Australia’s unfair dismissal laws were introduced in 2009 after the hated WorkChoices legislation of the Howard Government had removed legal protection against unfair dismissal for millions of workers.
The current laws are designed to offer a low-cost solution that would protect working people from exploitation and abuse at work.
Imposing new threats of additional costs and fines on people who by definition have already lost their jobs sends a clear signal to bad employers that the government is looking the other way.
Big business lobby groups like AMMA and the IPA have long been advocating new hurdles to deny workers access to unfair dismissal protection.
This suggestion comes on the back of another proposal for an amnesty covering all historic theft of superannuation.

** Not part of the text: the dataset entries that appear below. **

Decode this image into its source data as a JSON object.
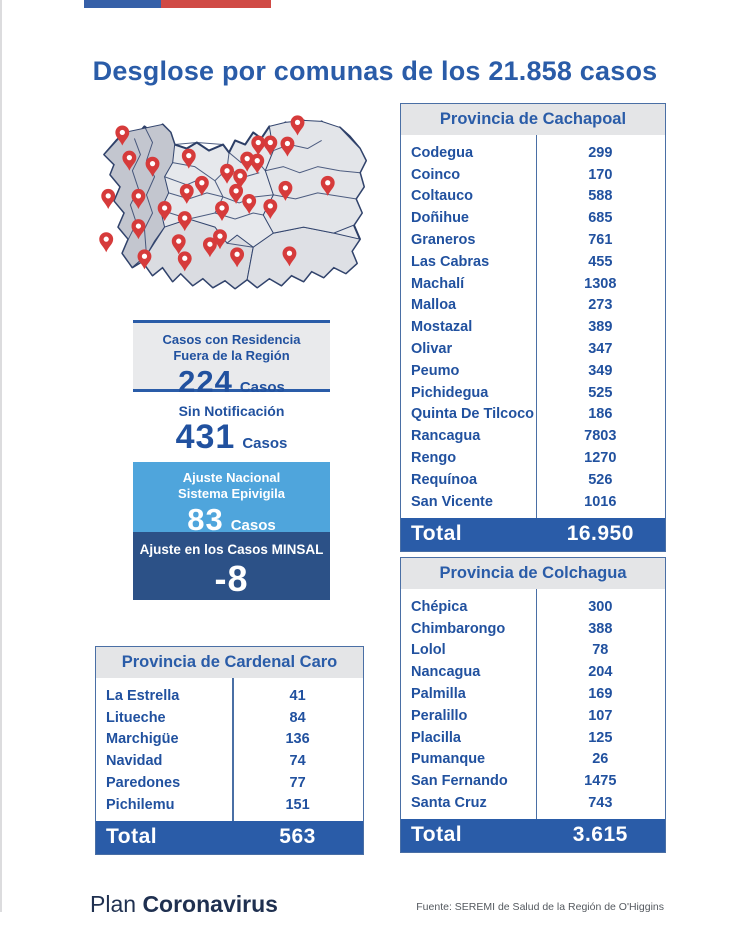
{
  "page": {
    "title": "Desglose por comunas de los 21.858 casos",
    "brand_regular": "Plan",
    "brand_bold": "Coronavirus",
    "source": "Fuente: SEREMI de Salud de la Región de O'Higgins"
  },
  "colors": {
    "title_blue": "#2A5CA8",
    "text_blue": "#21519F",
    "light_blue_box": "#4FA5DC",
    "dark_blue_box": "#2C5187",
    "flag_blue": "#3660A8",
    "flag_red": "#D04A45",
    "pin_red": "#D63B3B",
    "table_header_gray": "#E4E5E7",
    "stat_box_gray": "#E9EAEC",
    "total_bar_blue": "#2A5CA8"
  },
  "stats": [
    {
      "line1": "Casos con Residencia",
      "line2": "Fuera de la Región",
      "value": "224",
      "unit": "Casos"
    },
    {
      "line1": "Sin Notificación",
      "line2": "",
      "value": "431",
      "unit": "Casos"
    },
    {
      "line1": "Ajuste Nacional",
      "line2": "Sistema Epivigila",
      "value": "83",
      "unit": "Casos"
    },
    {
      "line1": "Ajuste en los Casos MINSAL",
      "line2": "",
      "value": "-8",
      "unit": ""
    }
  ],
  "tables": {
    "cachapoal": {
      "title": "Provincia de Cachapoal",
      "rows": [
        {
          "name": "Codegua",
          "value": "299"
        },
        {
          "name": "Coinco",
          "value": "170"
        },
        {
          "name": "Coltauco",
          "value": "588"
        },
        {
          "name": "Doñihue",
          "value": "685"
        },
        {
          "name": "Graneros",
          "value": "761"
        },
        {
          "name": "Las Cabras",
          "value": "455"
        },
        {
          "name": "Machalí",
          "value": "1308"
        },
        {
          "name": "Malloa",
          "value": "273"
        },
        {
          "name": "Mostazal",
          "value": "389"
        },
        {
          "name": "Olivar",
          "value": "347"
        },
        {
          "name": "Peumo",
          "value": "349"
        },
        {
          "name": "Pichidegua",
          "value": "525"
        },
        {
          "name": "Quinta De Tilcoco",
          "value": "186"
        },
        {
          "name": "Rancagua",
          "value": "7803"
        },
        {
          "name": "Rengo",
          "value": "1270"
        },
        {
          "name": "Requínoa",
          "value": "526"
        },
        {
          "name": "San Vicente",
          "value": "1016"
        }
      ],
      "total_label": "Total",
      "total": "16.950"
    },
    "colchagua": {
      "title": "Provincia de Colchagua",
      "rows": [
        {
          "name": "Chépica",
          "value": "300"
        },
        {
          "name": "Chimbarongo",
          "value": "388"
        },
        {
          "name": "Lolol",
          "value": "78"
        },
        {
          "name": "Nancagua",
          "value": "204"
        },
        {
          "name": "Palmilla",
          "value": "169"
        },
        {
          "name": "Peralillo",
          "value": "107"
        },
        {
          "name": "Placilla",
          "value": "125"
        },
        {
          "name": "Pumanque",
          "value": "26"
        },
        {
          "name": "San Fernando",
          "value": "1475"
        },
        {
          "name": "Santa Cruz",
          "value": "743"
        }
      ],
      "total_label": "Total",
      "total": "3.615"
    },
    "cardenal_caro": {
      "title": "Provincia de Cardenal Caro",
      "rows": [
        {
          "name": "La Estrella",
          "value": "41"
        },
        {
          "name": "Litueche",
          "value": "84"
        },
        {
          "name": "Marchigüe",
          "value": "136"
        },
        {
          "name": "Navidad",
          "value": "74"
        },
        {
          "name": "Paredones",
          "value": "77"
        },
        {
          "name": "Pichilemu",
          "value": "151"
        }
      ],
      "total_label": "Total",
      "total": "563"
    }
  }
}
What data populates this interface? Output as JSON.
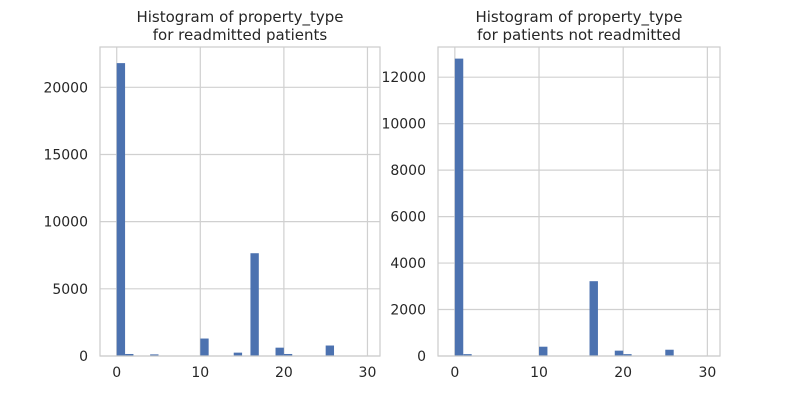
{
  "chart_data": [
    {
      "type": "bar",
      "title_line1": "Histogram of property_type",
      "title_line2": "for readmitted patients",
      "xlabel": "",
      "ylabel": "",
      "xlim": [
        -2,
        31.5
      ],
      "ylim": [
        0,
        23000
      ],
      "xticks": [
        0,
        10,
        20,
        30
      ],
      "yticks": [
        0,
        5000,
        10000,
        15000,
        20000
      ],
      "bin_width": 1.0,
      "bins": [
        {
          "x": 0,
          "value": 21800
        },
        {
          "x": 1,
          "value": 150
        },
        {
          "x": 4,
          "value": 120
        },
        {
          "x": 10,
          "value": 1300
        },
        {
          "x": 14,
          "value": 250
        },
        {
          "x": 16,
          "value": 7650
        },
        {
          "x": 19,
          "value": 620
        },
        {
          "x": 20,
          "value": 150
        },
        {
          "x": 25,
          "value": 780
        }
      ],
      "color": "#4c72b0"
    },
    {
      "type": "bar",
      "title_line1": "Histogram of property_type",
      "title_line2": "for patients not readmitted",
      "xlabel": "",
      "ylabel": "",
      "xlim": [
        -2,
        31.5
      ],
      "ylim": [
        0,
        13300
      ],
      "xticks": [
        0,
        10,
        20,
        30
      ],
      "yticks": [
        0,
        2000,
        4000,
        6000,
        8000,
        10000,
        12000
      ],
      "bin_width": 1.0,
      "bins": [
        {
          "x": 0,
          "value": 12800
        },
        {
          "x": 1,
          "value": 80
        },
        {
          "x": 10,
          "value": 400
        },
        {
          "x": 16,
          "value": 3220
        },
        {
          "x": 19,
          "value": 230
        },
        {
          "x": 20,
          "value": 80
        },
        {
          "x": 25,
          "value": 270
        }
      ],
      "color": "#4c72b0"
    }
  ]
}
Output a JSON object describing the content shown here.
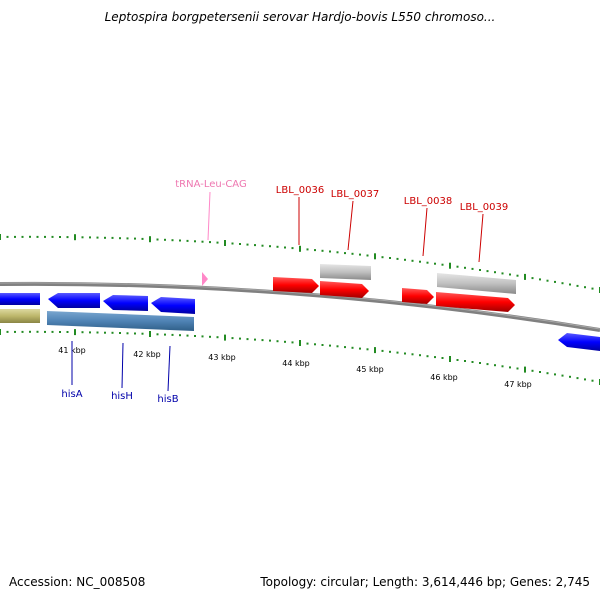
{
  "title": "Leptospira borgpetersenii serovar Hardjo-bovis L550 chromoso...",
  "footer": {
    "accession": "Accession: NC_008508",
    "summary": "Topology: circular; Length: 3,614,446 bp; Genes: 2,745"
  },
  "colors": {
    "backbone": "#808080",
    "ticks": "#228b22",
    "gene_forward": "#ff0000",
    "gene_reverse": "#0000ff",
    "pseudo_gene": "#c0c0c0",
    "trna": "#ff88c8",
    "label_forward": "#cc0000",
    "label_reverse": "#0000aa",
    "label_trna": "#ee77b0"
  },
  "scale_labels": [
    "41 kbp",
    "42 kbp",
    "43 kbp",
    "44 kbp",
    "45 kbp",
    "46 kbp",
    "47 kbp"
  ],
  "gene_labels": {
    "trna": "tRNA-Leu-CAG",
    "lbl36": "LBL_0036",
    "lbl37": "LBL_0037",
    "lbl38": "LBL_0038",
    "lbl39": "LBL_0039",
    "hisA": "hisA",
    "hisH": "hisH",
    "hisB": "hisB"
  }
}
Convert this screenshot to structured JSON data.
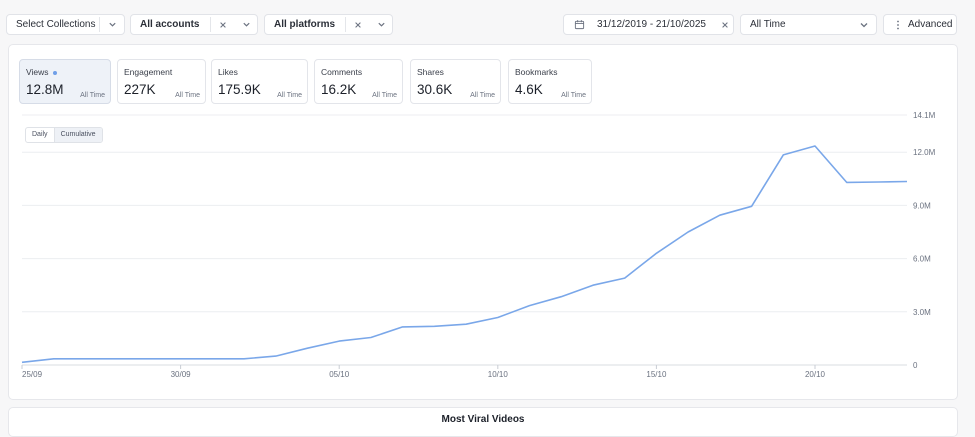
{
  "filters": {
    "collections": {
      "label": "Select Collections",
      "icon": "chevron-down-icon"
    },
    "accounts": {
      "label": "All accounts",
      "clear_icon": "close-icon",
      "dropdown_icon": "chevron-down-icon"
    },
    "platforms": {
      "label": "All platforms",
      "clear_icon": "close-icon",
      "dropdown_icon": "chevron-down-icon"
    },
    "date_range": {
      "label": "31/12/2019 - 21/10/2025",
      "icon": "calendar-icon",
      "clear_icon": "close-icon"
    },
    "time_range": {
      "label": "All Time",
      "icon": "chevron-down-icon"
    },
    "advanced": {
      "label": "Advanced",
      "icon": "vertical-ellipsis-icon"
    }
  },
  "metrics": [
    {
      "name": "Views",
      "value": "12.8M",
      "period": "All Time",
      "active": true
    },
    {
      "name": "Engagement",
      "value": "227K",
      "period": "All Time",
      "active": false
    },
    {
      "name": "Likes",
      "value": "175.9K",
      "period": "All Time",
      "active": false
    },
    {
      "name": "Comments",
      "value": "16.2K",
      "period": "All Time",
      "active": false
    },
    {
      "name": "Shares",
      "value": "30.6K",
      "period": "All Time",
      "active": false
    },
    {
      "name": "Bookmarks",
      "value": "4.6K",
      "period": "All Time",
      "active": false
    }
  ],
  "view_toggle": {
    "daily": "Daily",
    "cumulative": "Cumulative",
    "selected": "Cumulative"
  },
  "chart_data": {
    "type": "line",
    "series": [
      {
        "values": [
          [
            0,
            0.15
          ],
          [
            1,
            0.35
          ],
          [
            2,
            0.35
          ],
          [
            3,
            0.35
          ],
          [
            4,
            0.35
          ],
          [
            5,
            0.35
          ],
          [
            6,
            0.35
          ],
          [
            7,
            0.35
          ],
          [
            8,
            0.5
          ],
          [
            9,
            0.95
          ],
          [
            10,
            1.35
          ],
          [
            11,
            1.55
          ],
          [
            12,
            2.15
          ],
          [
            13,
            2.18
          ],
          [
            14,
            2.3
          ],
          [
            15,
            2.68
          ],
          [
            16,
            3.35
          ],
          [
            17,
            3.85
          ],
          [
            18,
            4.5
          ],
          [
            19,
            4.9
          ],
          [
            20,
            6.3
          ],
          [
            21,
            7.5
          ],
          [
            22,
            8.45
          ],
          [
            23,
            8.95
          ],
          [
            24,
            11.85
          ],
          [
            25,
            12.35
          ],
          [
            26,
            10.3
          ],
          [
            27,
            10.32
          ],
          [
            27.9,
            10.35
          ]
        ],
        "color": "#7aa7e9"
      }
    ],
    "x_ticks": [
      {
        "x": 0,
        "label": "25/09"
      },
      {
        "x": 5,
        "label": "30/09"
      },
      {
        "x": 10,
        "label": "05/10"
      },
      {
        "x": 15,
        "label": "10/10"
      },
      {
        "x": 20,
        "label": "15/10"
      },
      {
        "x": 25,
        "label": "20/10"
      }
    ],
    "y_ticks": [
      {
        "y": 0,
        "label": "0"
      },
      {
        "y": 3,
        "label": "3.0M"
      },
      {
        "y": 6,
        "label": "6.0M"
      },
      {
        "y": 9,
        "label": "9.0M"
      },
      {
        "y": 12,
        "label": "12.0M"
      },
      {
        "y": 14.1,
        "label": "14.1M"
      }
    ],
    "xlim": [
      0,
      27.9
    ],
    "ylim": [
      0,
      14.1
    ],
    "y_unit": "millions of views",
    "grid": true
  },
  "bottom_section": {
    "title": "Most Viral Videos"
  }
}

Quotes attributable to ACTU Secretary Sally McManus:
“This will be a green light for unfair dismissals with bad bosses emboldened by the knowledge that there are even more hurdles for a worker to jump if they are unfairly dismissed.
“Working people need effective and accessible legal protection for against unfair dismissal. This is fundamental to job security.
“This Government is taking a hard line against working people with another much softer touch for business. It’s making jobs less secure and that’s making it even harder to end the wage crisis.
“We call on the Minister to abandon this proposal and work constructively to address the serious issues Australia faces with insecure work and a wages crisis entering its seventh year.”